Sebagai mudarris, ia akan bekerja keras untuk mencerdaskan anak
didiknya, memberantas ketidaktahuan menjadi pengetahuan, melatih
keterampilan, terutama yang berkaitan dengan ibadah, seperti,
keterampilan mengurus jenazah, memimpin do’a, menjadi imam, mu’azin,
membaca Al-Qur’an dengan baik dan benar, keterampilan Bahasa Arab, dan
masih banyak lagi keterampilan yang berkaitan dengan ibadah untuk
membentuk kesalehan pribadi serta kesalehan sosial.
Saat ini Pendidikan Agama Islam di
sekolah, merupakan salah satu mata pelajaran yang dikembangkan disamping
mata pelajaran lainnya. Setiap mata pelajaran memuat pesan-pesan
normatif yang dikembangkan dan ditanamkan kepada para peserta didik.
Pada akhirnya apabila pendidikan dilihat sebagai proses pengembangan dan
penanaman seperangkat nilai serta normat yang implist dalam setiap mata
pelajaran sekaligus gurunya, maka tugas mendidik akhlak mulia bukan
hanya menjadi tanggung jawab Guru Pendidikan Agama Islam semata-mata.
Kalau ada murid yang suka boros dan
hidup mewah di sekolah, maka itu berarti pula kegagalan dari guru
matematika dan ekonomi. Seandainya ada murid yang kurang perduli dengan
lingkungan hidup di sekitarnya, berarti ada peran yang belum maksimal
dari guru IPA. Seandainya ada murid yang sering bicara kurang sopan,
menggunakan bahasa-bahasa yang tidak baik terhadap orang yang lebih tua
darinya serta teman sebaya, berarti juga ada usaha yang belum maksimal
dari guru Bahasa Indonesia. Seandainya ada murid yang kurang begitu
menghargai jasa para pahlawan, peninggalan-peninggalan bersejarah,
berarti ada usaha yang belum maksimal dari guru Sejarah. Di sebuah
lingkungan pendidikan seperti sekolah, semuanya mempunyai tanggung jawab
untuk berhasilnya suatu tujuan pendidikan akhlak, para karyawan,
penjaga sekolah, hendaklah mampu untuk menciptakan interaksi edukatif.

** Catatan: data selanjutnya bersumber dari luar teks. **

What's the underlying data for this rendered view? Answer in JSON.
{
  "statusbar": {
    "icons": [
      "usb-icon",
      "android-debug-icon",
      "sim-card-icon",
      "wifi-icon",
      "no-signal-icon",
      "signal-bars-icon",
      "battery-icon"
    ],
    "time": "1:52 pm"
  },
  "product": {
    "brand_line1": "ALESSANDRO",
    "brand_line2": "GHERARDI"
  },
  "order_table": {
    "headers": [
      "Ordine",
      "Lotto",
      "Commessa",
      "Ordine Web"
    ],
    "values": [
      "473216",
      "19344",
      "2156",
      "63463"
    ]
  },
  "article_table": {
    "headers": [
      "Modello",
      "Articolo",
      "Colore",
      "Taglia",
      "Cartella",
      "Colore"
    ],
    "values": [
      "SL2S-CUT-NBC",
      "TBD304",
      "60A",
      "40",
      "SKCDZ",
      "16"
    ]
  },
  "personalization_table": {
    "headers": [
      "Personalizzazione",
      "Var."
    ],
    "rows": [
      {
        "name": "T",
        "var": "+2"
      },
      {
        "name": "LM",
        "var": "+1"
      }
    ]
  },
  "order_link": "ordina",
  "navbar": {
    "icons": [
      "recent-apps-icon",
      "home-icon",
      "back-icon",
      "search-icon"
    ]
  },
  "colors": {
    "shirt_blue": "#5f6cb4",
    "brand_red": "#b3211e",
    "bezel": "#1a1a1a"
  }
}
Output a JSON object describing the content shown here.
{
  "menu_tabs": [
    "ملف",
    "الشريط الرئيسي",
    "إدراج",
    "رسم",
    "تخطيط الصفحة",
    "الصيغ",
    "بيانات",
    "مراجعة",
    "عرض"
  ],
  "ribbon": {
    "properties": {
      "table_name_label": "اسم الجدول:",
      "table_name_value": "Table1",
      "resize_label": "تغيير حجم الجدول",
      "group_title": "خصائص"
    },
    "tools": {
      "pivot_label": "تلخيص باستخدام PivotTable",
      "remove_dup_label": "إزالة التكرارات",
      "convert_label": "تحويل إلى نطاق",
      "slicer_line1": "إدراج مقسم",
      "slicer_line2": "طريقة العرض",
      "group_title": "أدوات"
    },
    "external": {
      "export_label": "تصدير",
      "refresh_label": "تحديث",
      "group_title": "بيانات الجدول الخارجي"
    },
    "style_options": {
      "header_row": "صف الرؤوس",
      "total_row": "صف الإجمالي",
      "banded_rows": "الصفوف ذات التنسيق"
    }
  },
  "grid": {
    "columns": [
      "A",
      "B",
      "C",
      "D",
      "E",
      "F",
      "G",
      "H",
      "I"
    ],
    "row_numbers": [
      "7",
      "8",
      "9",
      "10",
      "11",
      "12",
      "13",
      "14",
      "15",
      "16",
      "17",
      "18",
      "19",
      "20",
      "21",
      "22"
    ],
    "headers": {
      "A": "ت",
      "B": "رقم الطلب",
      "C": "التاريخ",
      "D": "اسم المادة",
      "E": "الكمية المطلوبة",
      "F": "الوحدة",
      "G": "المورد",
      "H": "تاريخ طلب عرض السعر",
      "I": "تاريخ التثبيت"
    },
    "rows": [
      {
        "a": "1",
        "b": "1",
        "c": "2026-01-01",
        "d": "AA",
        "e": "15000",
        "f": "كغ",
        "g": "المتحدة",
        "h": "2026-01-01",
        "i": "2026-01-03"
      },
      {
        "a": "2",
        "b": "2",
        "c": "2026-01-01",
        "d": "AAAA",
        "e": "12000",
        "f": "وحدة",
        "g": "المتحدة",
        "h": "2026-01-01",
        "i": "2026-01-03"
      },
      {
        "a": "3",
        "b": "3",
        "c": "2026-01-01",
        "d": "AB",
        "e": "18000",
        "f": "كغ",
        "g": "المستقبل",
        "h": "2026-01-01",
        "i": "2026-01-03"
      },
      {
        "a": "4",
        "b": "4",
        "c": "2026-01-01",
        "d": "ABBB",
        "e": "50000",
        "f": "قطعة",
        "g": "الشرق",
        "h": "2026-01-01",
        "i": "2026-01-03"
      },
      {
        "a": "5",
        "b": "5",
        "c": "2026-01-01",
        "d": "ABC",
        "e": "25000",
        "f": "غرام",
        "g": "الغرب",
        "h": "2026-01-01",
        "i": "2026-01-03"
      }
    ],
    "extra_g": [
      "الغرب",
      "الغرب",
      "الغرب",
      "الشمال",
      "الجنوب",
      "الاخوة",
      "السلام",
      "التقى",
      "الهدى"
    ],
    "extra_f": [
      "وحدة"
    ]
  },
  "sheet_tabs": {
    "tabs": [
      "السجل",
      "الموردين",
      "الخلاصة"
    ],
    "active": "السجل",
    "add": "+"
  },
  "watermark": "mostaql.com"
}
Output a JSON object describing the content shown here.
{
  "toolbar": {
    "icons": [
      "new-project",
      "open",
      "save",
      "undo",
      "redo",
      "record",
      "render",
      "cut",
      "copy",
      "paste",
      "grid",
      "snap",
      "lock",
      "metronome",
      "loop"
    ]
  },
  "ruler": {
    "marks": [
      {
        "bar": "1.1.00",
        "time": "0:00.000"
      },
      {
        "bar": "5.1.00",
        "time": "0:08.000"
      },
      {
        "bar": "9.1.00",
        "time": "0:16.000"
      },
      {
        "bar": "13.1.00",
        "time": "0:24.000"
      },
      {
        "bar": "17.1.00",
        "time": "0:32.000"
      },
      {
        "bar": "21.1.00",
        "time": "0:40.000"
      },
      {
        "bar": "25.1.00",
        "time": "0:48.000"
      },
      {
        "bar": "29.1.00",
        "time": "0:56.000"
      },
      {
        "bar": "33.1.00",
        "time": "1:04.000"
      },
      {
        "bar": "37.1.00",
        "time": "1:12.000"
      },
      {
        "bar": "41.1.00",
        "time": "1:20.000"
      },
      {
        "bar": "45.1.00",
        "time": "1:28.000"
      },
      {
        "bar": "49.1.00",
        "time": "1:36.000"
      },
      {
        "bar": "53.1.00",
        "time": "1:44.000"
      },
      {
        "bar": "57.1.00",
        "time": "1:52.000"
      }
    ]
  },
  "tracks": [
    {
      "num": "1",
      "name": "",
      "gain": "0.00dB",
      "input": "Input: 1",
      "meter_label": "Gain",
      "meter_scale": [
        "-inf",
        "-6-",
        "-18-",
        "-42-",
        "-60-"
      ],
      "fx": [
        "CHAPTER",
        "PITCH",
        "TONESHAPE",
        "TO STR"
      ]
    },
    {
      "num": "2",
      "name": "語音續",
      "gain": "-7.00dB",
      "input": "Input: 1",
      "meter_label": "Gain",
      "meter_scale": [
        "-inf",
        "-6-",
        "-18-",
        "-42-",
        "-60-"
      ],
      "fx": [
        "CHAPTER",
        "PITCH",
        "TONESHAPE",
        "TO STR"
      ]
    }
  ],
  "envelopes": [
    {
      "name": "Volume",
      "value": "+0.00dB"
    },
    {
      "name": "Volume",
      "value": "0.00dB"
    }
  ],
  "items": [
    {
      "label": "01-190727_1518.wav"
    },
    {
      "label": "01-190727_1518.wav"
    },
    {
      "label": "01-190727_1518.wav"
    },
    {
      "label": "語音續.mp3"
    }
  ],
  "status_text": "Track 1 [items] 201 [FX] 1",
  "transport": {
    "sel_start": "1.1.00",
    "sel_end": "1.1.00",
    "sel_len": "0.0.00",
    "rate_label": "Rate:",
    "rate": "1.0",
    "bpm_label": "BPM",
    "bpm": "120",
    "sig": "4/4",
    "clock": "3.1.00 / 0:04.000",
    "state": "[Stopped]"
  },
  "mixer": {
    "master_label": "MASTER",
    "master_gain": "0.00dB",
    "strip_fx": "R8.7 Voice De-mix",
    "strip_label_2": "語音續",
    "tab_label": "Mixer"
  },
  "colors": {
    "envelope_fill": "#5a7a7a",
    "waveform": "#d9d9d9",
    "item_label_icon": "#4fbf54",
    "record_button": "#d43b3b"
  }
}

Ketika semua hal tersebut diatas
terjadi, bukan berarti Guru Pendidikan Agama Islam melepaskan tanggung
jawabnya sebagai pembimbing dan pengarah ajaran serta moral agama, akan
tetapi hal itu semua merupakan upaya untuk membangun kerja sama serta
harmonisasi dalam suatu proses pendidikan di sekolah. Sebab,
keteladanan akhlak bukan hanya harus ditunjukkan oleh GPAI, akan tetapi
juga oleh para tenaga kependidikan yang lainnya, mulai dari kepala
sekolah, wakil kepala sekolah, bendahara sekolah, guru, karyawan,
penjaga kebersihan.
Pada era globalisasi seperti
sekarang ini, peserta didik menangkap pesan-pesan moral tidak hanya dari
guru, orang tua, tetapi juga dari lingkungan yang di dalamnya terdapat
media, baik elektronik maupun cetak, majalah, koran, televisi, komputer,
internet, hand phone dan masih banyak lagi yang lain. Semua media
tersebut diatas sulit terkontrol oleh orang tua, guru, apakah
pesan-pesan yang disampaikan bersifat mendidik atau sebaliknya. Saat
ini semua media tersebut sangat mudah terjangkau oleh anak didik bahkan
mendominasi kehidupan mereka, sehingga akibatnya sering muncul, tawuran
antar pelajar, seks bebas, narkoba semua itu sering diakibatkan oleh
pesan-pesan negatif dari media.
Pada akhirnya, kenyataan-kenyataan
tersebut diatas seperti tawuran antar pelajar, seks bebas, narkoba
seharusnya membangkitkan kesadaran dari para guru dan tenaga
kependidikan lainnya di sekolah untuk secara bersama-sama bertanggung
jawab dalam upaya memfilter pesan-pesan negatif yang disampaikan oleh
media. Penyampaian misi keagamaan memang membutuhkan kerjasama dan
kebersamaan antara Guru Pendidikan Agama Islam dengan tenaga
kependidikan lainnya, sedangkan misi keilmuan agama merupakan tanggung
jawab penuh Guru Pendidikan Agama Islam.